Hi guys! I was wondering if someone could help me with this question.
I can immediately eliminate B as an answer since there is no chemical B at the beginning of the reaction. I think the answer isn't A either, since the the concentrations of A and B would probably be the same once equilibrium is reached, but please correct me if I'm wrong. I can't really go much farther than that. I thought about how the reaction quotient is initially 0, since the concentration of B is initially 0 M, but then raises to some positive number as the system reaches equilibrium, but I'm not sure if that is helpful. I suppose there is something important surrounding how the concentration of B eventually becomes greater than [A], but I can't wrap my head around how that would affect the chemical equation i.e. whether the coefficient of A or B would be greater as a result.
Thanks in advance
This is an interesting one, and I'm not convinced we have enough information to answer this - but I'm going to just run through my thinking ANYWAY, and maybe this will help us glean something.

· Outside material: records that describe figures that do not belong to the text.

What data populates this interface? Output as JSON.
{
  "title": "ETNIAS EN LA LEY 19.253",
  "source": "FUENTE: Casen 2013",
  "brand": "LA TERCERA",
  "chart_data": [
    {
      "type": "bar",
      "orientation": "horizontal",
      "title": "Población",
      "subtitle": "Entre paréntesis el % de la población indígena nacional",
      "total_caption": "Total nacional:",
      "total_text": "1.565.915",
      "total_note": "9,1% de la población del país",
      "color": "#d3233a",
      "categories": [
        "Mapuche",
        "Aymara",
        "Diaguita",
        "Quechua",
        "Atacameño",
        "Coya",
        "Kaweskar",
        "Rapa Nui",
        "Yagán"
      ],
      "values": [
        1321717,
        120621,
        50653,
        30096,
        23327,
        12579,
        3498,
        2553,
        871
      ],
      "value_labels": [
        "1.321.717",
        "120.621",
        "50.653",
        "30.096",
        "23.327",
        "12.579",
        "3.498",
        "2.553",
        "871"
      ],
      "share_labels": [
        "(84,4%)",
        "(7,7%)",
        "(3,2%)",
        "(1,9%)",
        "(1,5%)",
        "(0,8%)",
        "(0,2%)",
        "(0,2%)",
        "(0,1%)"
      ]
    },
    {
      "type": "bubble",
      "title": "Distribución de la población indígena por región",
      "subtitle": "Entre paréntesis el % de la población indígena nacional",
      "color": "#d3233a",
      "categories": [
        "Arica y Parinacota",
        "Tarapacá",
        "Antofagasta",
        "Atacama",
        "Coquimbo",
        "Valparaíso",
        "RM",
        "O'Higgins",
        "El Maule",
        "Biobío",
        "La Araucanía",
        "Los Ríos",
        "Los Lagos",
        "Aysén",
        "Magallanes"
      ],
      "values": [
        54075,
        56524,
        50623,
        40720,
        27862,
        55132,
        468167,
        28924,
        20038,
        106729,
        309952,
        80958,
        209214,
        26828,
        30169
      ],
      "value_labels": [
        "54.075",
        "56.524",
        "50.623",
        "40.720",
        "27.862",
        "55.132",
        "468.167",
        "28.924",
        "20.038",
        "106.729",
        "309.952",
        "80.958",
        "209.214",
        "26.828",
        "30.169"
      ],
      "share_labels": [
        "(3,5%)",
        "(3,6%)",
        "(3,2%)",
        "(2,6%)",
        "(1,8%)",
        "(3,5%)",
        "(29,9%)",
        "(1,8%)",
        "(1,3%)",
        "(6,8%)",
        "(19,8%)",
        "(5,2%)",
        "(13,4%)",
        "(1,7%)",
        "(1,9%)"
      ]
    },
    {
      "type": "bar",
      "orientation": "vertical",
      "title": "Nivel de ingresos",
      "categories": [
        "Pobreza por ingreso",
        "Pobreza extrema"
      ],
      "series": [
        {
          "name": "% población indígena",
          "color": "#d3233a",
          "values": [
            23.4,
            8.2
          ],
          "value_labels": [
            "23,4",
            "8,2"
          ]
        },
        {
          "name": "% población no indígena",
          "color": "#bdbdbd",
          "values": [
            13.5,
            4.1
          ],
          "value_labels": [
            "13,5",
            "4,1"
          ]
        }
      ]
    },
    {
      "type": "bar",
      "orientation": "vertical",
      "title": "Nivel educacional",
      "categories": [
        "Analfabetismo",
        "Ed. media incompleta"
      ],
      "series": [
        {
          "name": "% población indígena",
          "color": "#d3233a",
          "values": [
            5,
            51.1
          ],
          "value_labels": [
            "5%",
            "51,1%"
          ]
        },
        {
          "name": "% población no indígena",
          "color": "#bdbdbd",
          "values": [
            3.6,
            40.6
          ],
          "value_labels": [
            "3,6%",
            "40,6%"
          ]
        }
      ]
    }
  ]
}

So my first impulse is the answer is A - if it were C and D, I would expect the square factor to make the chemicals A or B to be much smaller. But, we don't know what the equilibrium constant is, so that logic goes out the window.
I then thought - why not make an ICE table? Couldn't hurt. If the equation is A->B:
A B
I 1 0
C -x +x
E 1-x +x
Okay, so [A]~0.2 M, and conc(B)~0.4 M. If I have the stoichiometry correct, then setting these two equal to E SHOULD give the same x:
A: 0.2=1-x <==> x=0.8
B: 0.4=x <==> x=0.4
Okay, so this would suggest the reaction is NOT A->B. What about 2A->B? Well, the ICE table is:
A B
I 1 0
C -2x +x
E 1-2x +x
Which would give:
A: 1-2x=0.2 <==> 2x=0.8 <==> x=0.4
B: x=0.4
Which are the same! So this would suggest to me that the answer is C, 2A-->B.
So yeah, with these kinds of questions, it's worth just playing around and trying random things - I didn't know to use an ICE table, I just decided to make one, and noticed that there was a logical progression I could follow.